Last week, I wrote about EY UK (formerly Ernst & Young) scrapping their requirement that new hires have to have college degrees and baseline grades. Now, Deloitte UK is moving to change its hiring standards as well—by hiding what institution a candidate graduated from in order to prevent bias against people from non-elite backgrounds. According to a statement, the British arm of the company is tackling “unconscious bias” that happen during interviews.
“Improving social mobility is one of the UK’s biggest challenges,” says David Sproul, the senior partner and chief executive of Deloitte UK. “For us, there is also a clear business imperative to get this right. In order to provide the best possible service and make an impact with our clients, we need to hire people who think and innovate differently, come from a variety of backgrounds, and bring a range of perspectives and experience into the firm.”
Many in both England and the U.S. are concerned about a lack of social mobility in their countries, meaning that those born poor or working-class have little likelihood of moving up economically. A study by the British government last year reported that of those who held the 4,000 top jobs in the country, a disproportionate percent had graduated from a private university.
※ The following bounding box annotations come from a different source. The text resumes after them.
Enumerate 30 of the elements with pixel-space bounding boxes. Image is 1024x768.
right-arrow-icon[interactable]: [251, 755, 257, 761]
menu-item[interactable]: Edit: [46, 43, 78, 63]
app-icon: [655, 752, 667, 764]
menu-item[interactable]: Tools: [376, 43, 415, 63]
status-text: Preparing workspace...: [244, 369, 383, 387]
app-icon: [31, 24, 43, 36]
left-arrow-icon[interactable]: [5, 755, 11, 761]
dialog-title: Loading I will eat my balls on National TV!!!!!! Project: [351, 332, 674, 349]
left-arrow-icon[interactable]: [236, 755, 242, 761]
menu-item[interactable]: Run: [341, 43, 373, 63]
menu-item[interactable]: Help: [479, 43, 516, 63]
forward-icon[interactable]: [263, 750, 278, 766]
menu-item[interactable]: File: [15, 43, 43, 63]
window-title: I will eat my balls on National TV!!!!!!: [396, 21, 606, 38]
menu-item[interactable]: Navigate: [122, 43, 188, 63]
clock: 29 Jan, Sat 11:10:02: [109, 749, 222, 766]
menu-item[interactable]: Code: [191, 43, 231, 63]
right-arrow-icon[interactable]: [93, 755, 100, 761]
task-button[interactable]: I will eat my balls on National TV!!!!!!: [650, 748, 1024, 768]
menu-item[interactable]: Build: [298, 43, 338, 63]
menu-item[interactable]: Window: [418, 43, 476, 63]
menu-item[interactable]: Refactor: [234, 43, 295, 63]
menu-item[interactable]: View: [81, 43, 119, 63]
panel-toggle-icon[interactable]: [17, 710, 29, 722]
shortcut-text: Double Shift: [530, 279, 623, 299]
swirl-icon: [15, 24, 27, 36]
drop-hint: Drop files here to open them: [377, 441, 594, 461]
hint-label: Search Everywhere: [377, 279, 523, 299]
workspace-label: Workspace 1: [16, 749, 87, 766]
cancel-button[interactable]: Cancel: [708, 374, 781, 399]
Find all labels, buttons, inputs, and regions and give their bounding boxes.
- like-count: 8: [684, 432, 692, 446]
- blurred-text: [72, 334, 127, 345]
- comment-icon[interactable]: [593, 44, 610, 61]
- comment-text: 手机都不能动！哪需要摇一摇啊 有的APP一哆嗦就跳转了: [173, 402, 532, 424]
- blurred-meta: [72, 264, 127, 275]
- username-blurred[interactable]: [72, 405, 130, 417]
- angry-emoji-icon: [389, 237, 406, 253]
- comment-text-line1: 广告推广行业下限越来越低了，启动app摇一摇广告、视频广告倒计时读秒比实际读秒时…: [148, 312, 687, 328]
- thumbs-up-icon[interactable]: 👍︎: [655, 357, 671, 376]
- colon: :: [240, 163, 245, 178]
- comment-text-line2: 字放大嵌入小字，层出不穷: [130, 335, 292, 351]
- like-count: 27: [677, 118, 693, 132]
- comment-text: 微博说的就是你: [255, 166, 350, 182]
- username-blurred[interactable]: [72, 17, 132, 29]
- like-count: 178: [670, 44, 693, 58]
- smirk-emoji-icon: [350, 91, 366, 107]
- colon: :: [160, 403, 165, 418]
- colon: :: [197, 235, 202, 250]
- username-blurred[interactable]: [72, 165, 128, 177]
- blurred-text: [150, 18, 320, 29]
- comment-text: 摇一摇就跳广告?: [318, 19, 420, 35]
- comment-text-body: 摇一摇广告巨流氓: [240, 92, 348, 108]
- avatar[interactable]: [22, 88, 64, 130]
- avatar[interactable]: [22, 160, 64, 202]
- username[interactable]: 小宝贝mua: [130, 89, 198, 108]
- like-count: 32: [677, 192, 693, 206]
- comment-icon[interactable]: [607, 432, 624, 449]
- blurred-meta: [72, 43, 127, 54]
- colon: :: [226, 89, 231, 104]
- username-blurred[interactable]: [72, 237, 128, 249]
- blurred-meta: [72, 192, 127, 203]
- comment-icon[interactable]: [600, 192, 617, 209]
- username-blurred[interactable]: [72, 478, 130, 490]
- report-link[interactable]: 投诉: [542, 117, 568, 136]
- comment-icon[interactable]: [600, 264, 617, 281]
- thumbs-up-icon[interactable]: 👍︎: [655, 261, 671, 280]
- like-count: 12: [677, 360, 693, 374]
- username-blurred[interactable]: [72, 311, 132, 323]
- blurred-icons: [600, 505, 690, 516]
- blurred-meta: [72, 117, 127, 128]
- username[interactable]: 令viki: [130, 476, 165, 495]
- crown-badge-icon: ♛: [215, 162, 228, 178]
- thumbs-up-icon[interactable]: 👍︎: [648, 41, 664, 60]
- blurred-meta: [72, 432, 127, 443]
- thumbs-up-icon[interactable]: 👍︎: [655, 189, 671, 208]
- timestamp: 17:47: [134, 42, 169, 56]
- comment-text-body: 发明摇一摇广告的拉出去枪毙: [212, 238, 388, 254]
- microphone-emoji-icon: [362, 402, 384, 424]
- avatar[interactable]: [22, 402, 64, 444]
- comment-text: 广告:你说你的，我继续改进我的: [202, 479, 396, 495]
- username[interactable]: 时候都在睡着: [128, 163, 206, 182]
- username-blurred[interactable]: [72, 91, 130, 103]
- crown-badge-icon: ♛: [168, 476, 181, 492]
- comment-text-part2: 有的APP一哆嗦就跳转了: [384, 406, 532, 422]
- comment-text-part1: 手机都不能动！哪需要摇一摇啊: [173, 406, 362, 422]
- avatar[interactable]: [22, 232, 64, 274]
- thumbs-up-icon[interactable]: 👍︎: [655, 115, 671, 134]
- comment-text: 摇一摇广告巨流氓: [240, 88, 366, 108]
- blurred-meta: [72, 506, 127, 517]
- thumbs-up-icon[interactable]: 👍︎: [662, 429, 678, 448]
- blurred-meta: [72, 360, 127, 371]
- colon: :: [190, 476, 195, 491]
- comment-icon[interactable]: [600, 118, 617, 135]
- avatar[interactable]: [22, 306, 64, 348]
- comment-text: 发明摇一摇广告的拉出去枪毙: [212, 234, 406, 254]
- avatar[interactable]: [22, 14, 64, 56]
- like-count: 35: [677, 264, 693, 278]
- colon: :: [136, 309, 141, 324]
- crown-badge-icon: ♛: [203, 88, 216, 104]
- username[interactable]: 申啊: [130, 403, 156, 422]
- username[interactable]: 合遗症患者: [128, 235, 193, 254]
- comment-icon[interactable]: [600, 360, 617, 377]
The report concluded that Britain is “deeply elitist.” The OECD ranks the UK and the U.S. pretty low in terms of social mobility.
Will hiding the name of the university a person attended help matters? After all, many markers of being elite aren’t explicit ones like the name of a school, but subtle social cues.
In my interview earlier this year with Lauren Rivera, a Northwestern professor who studies hiring and management, she emphasized that “elite reproduction” happens in a multitude of ways when it comes to hiring. The elite firms Rivera studied not only valued the school a candidate went to, but favored those with certain kinds of social skills, knowledge about what kinds of stories to tell at job interviews, as well as those with elite hobbies.
So just hiding where a job candidate went to school might not root out elitist hiring practices, but some forward-thinking companies have been looking to pre-employment skills testing in order to hire candidates with the most potential. There can be biases in these sorts of tests as well (they are written by biased humans, after all), but maybe they’re the lesser of two evils. In an unstructured interview, people tend to hire who they like. At least when skill testing is involved, there’s some kind of reward for a person’s abilities.